There have been dozens of children’s and Young Adult books published of the last half-century, but, until the 21st Century, the number of adult biographies has been surprisingly small. After I saw the film on November 3, I read three books about Tubman.
The first biography of Tubman was written by Sarah Bradford and published in 1869. Entitled Scenes in the Life of Harriet Tubman, the book was written by a friend of Tubman’s whose previous efforts at writing had been confined to romantic fiction. In 1886, Bradford reworked the material in the 1869 volume and issued it as Harriet, The Moses of Her People. The book is described as an “as told by Harriet Tubman” work, but Bradford writes in her introduction that there were things Tubman wanted included in the book that Bradford decided to leave out because they could not be verified. Since both editions were hastily cobbled together, and show it, one wonders if important stories were left out because Sarah Bradford just did not have time to look into them. Tubman could not read or write, so the best we have is what people like Bradford wrote that Tubman said. You can read Harriet, The Moses of Her People online here for free. Scenes in the Life of Harriet Tubman can be found here.
I read a lot of books from the 19th Century, and I have to say that these two are not very good reads. They are unreliable and at times Sarah Bradford can be incredibly condescending. Even Tubman’s friends in Auburn, New York were concerned that Bradford did not capture the voice of the Harriet that they knew. On the other hand, all of the modern biographies of Tubman rely to some degree on Bradford’s books. If you read one of the scholarly biographies and you want more, you can try out Harriet, The Moses of Her People, as well as read the “Woman Whipping” chapter in Scenes in the Life. Bradford’s insistence on exaggerating the number of slaves rescued by Tubman is just one of her literary crimes.
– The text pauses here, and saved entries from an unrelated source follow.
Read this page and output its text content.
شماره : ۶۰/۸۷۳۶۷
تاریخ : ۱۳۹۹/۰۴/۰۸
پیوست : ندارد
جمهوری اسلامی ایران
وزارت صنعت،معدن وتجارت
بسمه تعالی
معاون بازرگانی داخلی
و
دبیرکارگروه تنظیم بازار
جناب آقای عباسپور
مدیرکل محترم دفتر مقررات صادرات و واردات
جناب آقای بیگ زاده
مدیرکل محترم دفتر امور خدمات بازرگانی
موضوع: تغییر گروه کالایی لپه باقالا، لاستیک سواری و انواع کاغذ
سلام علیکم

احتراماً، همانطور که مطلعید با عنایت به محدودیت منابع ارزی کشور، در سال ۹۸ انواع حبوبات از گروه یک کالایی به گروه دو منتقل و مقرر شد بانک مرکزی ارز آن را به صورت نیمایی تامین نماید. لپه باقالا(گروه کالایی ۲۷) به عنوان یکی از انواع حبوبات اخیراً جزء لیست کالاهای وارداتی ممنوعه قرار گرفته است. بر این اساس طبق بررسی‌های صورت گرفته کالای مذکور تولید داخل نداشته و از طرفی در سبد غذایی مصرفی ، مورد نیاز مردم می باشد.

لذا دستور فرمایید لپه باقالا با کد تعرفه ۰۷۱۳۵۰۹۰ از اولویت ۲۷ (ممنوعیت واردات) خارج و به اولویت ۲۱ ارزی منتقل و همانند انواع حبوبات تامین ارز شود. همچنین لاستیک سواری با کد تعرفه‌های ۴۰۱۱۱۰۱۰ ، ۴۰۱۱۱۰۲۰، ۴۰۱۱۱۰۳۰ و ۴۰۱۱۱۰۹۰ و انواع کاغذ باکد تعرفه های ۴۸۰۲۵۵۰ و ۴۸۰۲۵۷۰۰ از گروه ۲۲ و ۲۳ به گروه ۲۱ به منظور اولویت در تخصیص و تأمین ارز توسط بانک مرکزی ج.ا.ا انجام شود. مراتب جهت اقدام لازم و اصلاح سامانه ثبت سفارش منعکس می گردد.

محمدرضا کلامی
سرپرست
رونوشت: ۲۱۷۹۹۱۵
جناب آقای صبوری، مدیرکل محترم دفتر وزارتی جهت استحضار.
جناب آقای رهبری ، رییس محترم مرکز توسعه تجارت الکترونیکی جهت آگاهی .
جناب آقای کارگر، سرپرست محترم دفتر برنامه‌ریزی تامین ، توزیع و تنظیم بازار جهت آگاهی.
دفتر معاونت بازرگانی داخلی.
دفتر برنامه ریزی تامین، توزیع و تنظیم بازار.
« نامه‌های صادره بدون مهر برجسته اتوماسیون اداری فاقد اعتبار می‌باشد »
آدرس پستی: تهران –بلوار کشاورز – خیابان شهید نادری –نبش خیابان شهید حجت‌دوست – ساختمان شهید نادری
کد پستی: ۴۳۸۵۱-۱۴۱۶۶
Harriet Tubman: The Road to Freedom by Catherine Clinton is a good scketch of Tubman’s life by a well-known historian of women in the 19th Century. Clinton gives you a good look at Tubman’s life, and it is economical in its language, but I wound up preferring a different modern biography.
Bound for the Promised Land: Harriet Tubman, Portrait of an American Hero by Kate Clifford Larson is my favorite of the three books. It provides a detailed look at the slave society of Maryland’s Eastern Shore where Tubman grew up, as well as the known details of Tubman’s life there. The book eschews mythmaking and offers a realistic narrative of Tubman’s self-liberation, along with the ways that the network of men and women, white and black, of the Underground Railroad helped her in her journey.
I will try to make time to write a full review of this good biography of a great freedom fighter.